Below, is how Access Living prioritizes their efforts on federal, state and local levels, in addition to key accomplishments within civil rights:

FEDERAL
Support passage of The Community Choice Act (S. 799; H.R. 1621) to require a state’s Medicaid plan to cover community-based attendant services and supports for Medicaid-eligible persons with disabilities. The goal is to give persons with disabilities the right (i.e., the choice) to receive certain services and supports in a community setting (e.g., the home) rather than an institution, if they so desire.

Support passage of The Community Living Assistance Services and Supports Act (CLASS Act) (S. 1758; H.R. 3001) to create a new long-term care insurance program to assist persons with disabilities remain independent. Unlike Medicaid, individuals with disabilities would not have to deplete their resources (i.e., become impoverished) to qualify for coverage. The bill will ease financial pressures on Medicaid.

Support passage of The Americans with Disabilities (ADA) Restoration Act (S. 1881; H.R. 3195) which would amend the ADA in accord with Congress’ original intent to cover persons with disabilities who use mitigating measures (e.g., medication to treat diabetes or a prosthetic limb). The bill is needed because court decisions have too narrowly construed the Act’s definition of disability.


STATE
Support passage of Senate Bill 1920, Amendment 001 (introduced by Sen. John Cullerton) which would provide free mass transit rides on fixed routes for low-income people with disabilities as determined through Circuit Breaker eligibility.

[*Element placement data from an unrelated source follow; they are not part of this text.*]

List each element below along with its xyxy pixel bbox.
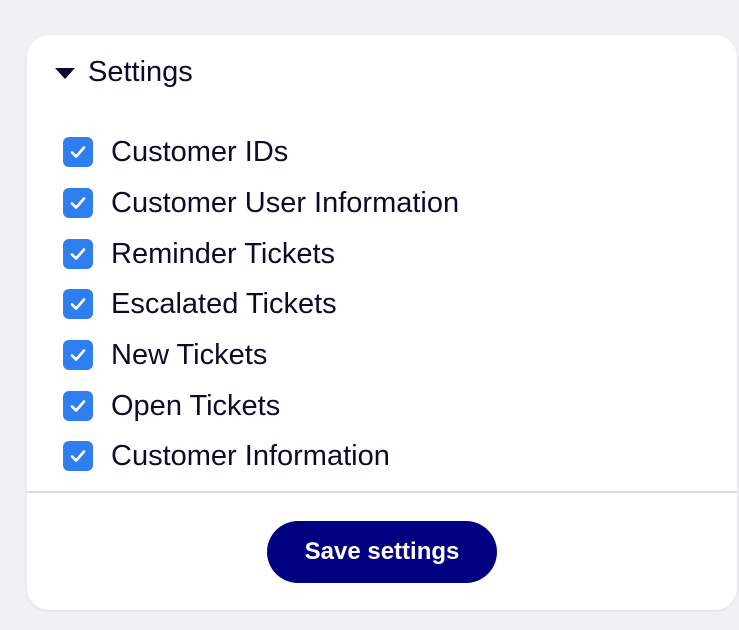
checkbox-escalated-tickets[interactable] xyxy=(63,289,93,320)
checkmark-icon xyxy=(70,349,86,361)
option-label: Escalated Tickets xyxy=(111,288,337,321)
checkbox-open-tickets[interactable] xyxy=(63,390,93,421)
checkmark-icon xyxy=(70,298,86,311)
checkmark-icon xyxy=(70,146,86,159)
checkbox-customer-information[interactable] xyxy=(63,441,93,472)
checkbox-customer-user-information[interactable] xyxy=(63,188,93,219)
option-customer-information[interactable]: Customer Information xyxy=(63,431,459,482)
option-label: Reminder Tickets xyxy=(111,237,336,270)
option-customer-ids[interactable]: Customer IDs xyxy=(63,127,459,178)
settings-options-list: Customer IDs Customer User Information R… xyxy=(63,127,459,482)
option-escalated-tickets[interactable]: Escalated Tickets xyxy=(63,279,459,330)
settings-panel: Settings Customer IDs Customer User Info… xyxy=(27,35,737,610)
checkmark-icon xyxy=(70,247,86,260)
save-settings-button[interactable]: Save settings xyxy=(267,521,497,583)
option-label: Customer User Information xyxy=(111,187,460,220)
option-label: Customer IDs xyxy=(111,136,289,169)
caret-down-icon xyxy=(55,67,75,79)
option-label: New Tickets xyxy=(111,339,268,372)
checkmark-icon xyxy=(70,399,86,412)
checkbox-customer-ids[interactable] xyxy=(63,137,93,168)
checkmark-icon xyxy=(70,197,86,209)
option-label: Open Tickets xyxy=(111,389,281,422)
divider xyxy=(27,491,737,493)
option-customer-user-information[interactable]: Customer User Information xyxy=(63,178,459,229)
settings-toggle[interactable]: Settings xyxy=(55,53,193,91)
option-new-tickets[interactable]: New Tickets xyxy=(63,330,459,381)
settings-title: Settings xyxy=(88,56,193,88)
checkmark-icon xyxy=(70,450,86,463)
checkbox-reminder-tickets[interactable] xyxy=(63,238,93,269)
option-open-tickets[interactable]: Open Tickets xyxy=(63,380,459,431)
option-label: Customer Information xyxy=(111,440,390,473)
option-reminder-tickets[interactable]: Reminder Tickets xyxy=(63,228,459,279)
checkbox-new-tickets[interactable] xyxy=(63,340,93,371)
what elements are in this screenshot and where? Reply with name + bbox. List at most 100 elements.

Calling for introduction of legislation that would revamp the composition of the PACE Board of Directors to include a representative from Chicago and a person with a disability. PACE operates paratransit service in Chicago, but there are currently no representatives from Chicago and no representatives with a disability on the PACE Board.


LOCAL
Support passage of recently introduced city ordinance that would provide funding for capital improvements at Chicago Public Schools to remedy physical barriers (e.g., steps) that prevent access by children with physical disabilities.

Collaborating with the Mayor’s Office for People with Disabilities and the Department of Buildings to design a training program for building inspectors on accessibility issues to ensure new residential housing is designed and constructed to comply with the accessibility requirements of the Chicago Building Code.


KEY ACCOMPLISHMENT
Access Living’s Civil Rights Team successfully negotiated a consent decree in Jackson v. Maram, which will result in up to 14,000 nursing home residents in Illinois being evaluated for motorized wheelchairs, thereby ensuring increased independence for people with disabilities.